Brima Sesay

Personal information
- Full name: Brima Sesay
- Date of birth: January 27, 1981
- Place of birth: Kenema, Sierra Leone
- Date of death: April 4, 2009 (aged 28)
- Position(s): Goalkeeper

Senior career*
- Years: Team / Apps / (Gls)
- 1996–2009: Ports Authority F.C.

International career
- 2001–2003: Sierra Leone / 10 / (0)

= Brima Sesay =

Sierra Leonean footballer

Brima Sesay (born 27 January 1981 in Kenema, Sierra Leone – died on April 4, 2009) nicknamed Small Attouga, was a Sierra Leonean international goalkeeper. Sesay played for Ports Authority F.C. in the Sierra Leone National Premier League and for the Sierra Leone national football team known as the Leone Stars. He was one of the best young goalkeepers in Sierra Leone.

==Early life==
Sesay was born in Kenema, Sierra Leone to Temne parents. Although born in Kenema, he moved to the capital city of Freetown at a young age.

==Career==
Small Attouga, as he was commonly called, was recruited into active football by his late boss Brima Attouga Kamara, a former goalkeeper for Sierra Leone national football team. Having been initiated into active football, small attouga made a name for himself while playing in a series of junior league competitions played all over Freetown. He won several best goalkeeper awards with youth clubs like Blackhall Strikers, Junior Cenegal, and Best Contractors.
In 1992, Brima Attouga Kamara brought him to Ports Authority F.C. youth team.
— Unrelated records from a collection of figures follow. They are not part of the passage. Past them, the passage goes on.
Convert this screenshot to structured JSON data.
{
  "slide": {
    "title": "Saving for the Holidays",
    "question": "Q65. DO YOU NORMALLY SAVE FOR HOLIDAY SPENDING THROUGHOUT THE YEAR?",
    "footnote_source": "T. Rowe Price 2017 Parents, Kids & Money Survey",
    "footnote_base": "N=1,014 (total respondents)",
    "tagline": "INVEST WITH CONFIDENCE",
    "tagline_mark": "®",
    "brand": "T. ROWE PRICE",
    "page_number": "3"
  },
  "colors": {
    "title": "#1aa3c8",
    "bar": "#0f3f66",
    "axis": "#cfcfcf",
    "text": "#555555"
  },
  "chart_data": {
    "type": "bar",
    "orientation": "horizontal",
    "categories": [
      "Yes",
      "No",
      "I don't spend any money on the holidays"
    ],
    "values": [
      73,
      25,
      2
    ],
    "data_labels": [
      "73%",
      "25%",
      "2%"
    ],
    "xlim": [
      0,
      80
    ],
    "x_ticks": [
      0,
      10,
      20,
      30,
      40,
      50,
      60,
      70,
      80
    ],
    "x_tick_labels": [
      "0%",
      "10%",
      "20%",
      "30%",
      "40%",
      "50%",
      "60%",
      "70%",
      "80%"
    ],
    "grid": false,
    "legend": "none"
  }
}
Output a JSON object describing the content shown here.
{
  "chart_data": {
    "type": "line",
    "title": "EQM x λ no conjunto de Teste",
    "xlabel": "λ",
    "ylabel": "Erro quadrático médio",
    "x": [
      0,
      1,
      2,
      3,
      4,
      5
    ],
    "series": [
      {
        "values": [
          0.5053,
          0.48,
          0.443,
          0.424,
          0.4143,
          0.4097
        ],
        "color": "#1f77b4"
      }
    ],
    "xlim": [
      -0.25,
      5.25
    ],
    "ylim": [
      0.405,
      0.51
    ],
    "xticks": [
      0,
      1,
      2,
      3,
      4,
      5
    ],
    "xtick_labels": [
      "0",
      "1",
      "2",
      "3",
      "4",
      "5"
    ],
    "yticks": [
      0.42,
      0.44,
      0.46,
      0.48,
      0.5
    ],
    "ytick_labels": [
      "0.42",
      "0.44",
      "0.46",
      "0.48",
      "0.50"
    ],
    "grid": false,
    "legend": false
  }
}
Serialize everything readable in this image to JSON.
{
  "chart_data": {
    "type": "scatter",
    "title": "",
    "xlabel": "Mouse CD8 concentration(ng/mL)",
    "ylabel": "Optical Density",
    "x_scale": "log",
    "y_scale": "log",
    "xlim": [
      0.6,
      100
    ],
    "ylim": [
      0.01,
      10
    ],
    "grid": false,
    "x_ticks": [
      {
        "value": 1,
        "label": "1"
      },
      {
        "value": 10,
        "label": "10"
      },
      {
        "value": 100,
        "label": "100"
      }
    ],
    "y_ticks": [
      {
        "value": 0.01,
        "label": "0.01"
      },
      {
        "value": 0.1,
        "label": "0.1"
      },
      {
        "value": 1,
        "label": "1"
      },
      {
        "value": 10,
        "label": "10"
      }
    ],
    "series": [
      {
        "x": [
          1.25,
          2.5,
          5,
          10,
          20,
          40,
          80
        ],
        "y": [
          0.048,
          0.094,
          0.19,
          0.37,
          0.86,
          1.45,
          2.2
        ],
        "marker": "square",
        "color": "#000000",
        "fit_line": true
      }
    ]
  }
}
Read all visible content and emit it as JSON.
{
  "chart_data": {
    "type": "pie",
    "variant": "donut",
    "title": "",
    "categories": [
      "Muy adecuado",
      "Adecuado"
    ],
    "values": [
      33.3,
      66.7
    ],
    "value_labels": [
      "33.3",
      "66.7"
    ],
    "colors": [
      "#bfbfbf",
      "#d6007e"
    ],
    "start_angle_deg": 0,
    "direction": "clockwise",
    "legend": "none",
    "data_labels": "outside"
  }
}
In 1996, he was promoted from the youth team, to the senior squad. However, his tiny physical appearance did no good during that time to convince his coach to become the club first choice goalkeeper.

In 1997, Small Attouga was outstanding in goal in an international friendly against a top Liberian side Invincible Eleven. His performance in that match was enough to prove to his critics that he indeed deserved to be the club first choice goalkeeper. And from that time, he had excelled as Ports Authority first choice goalkeeper, and as well as one of the best goalkeepers in Sierra Leone.

==International career==
He made his senior debut for Sierra Leone in 2001.

==Death==
He died of unspecified causes In April 2009. His funeral was held in Freetown and was attended by several prominent Sierra Leonean footballers, including the country's most popular footballer Mohamed Kallon.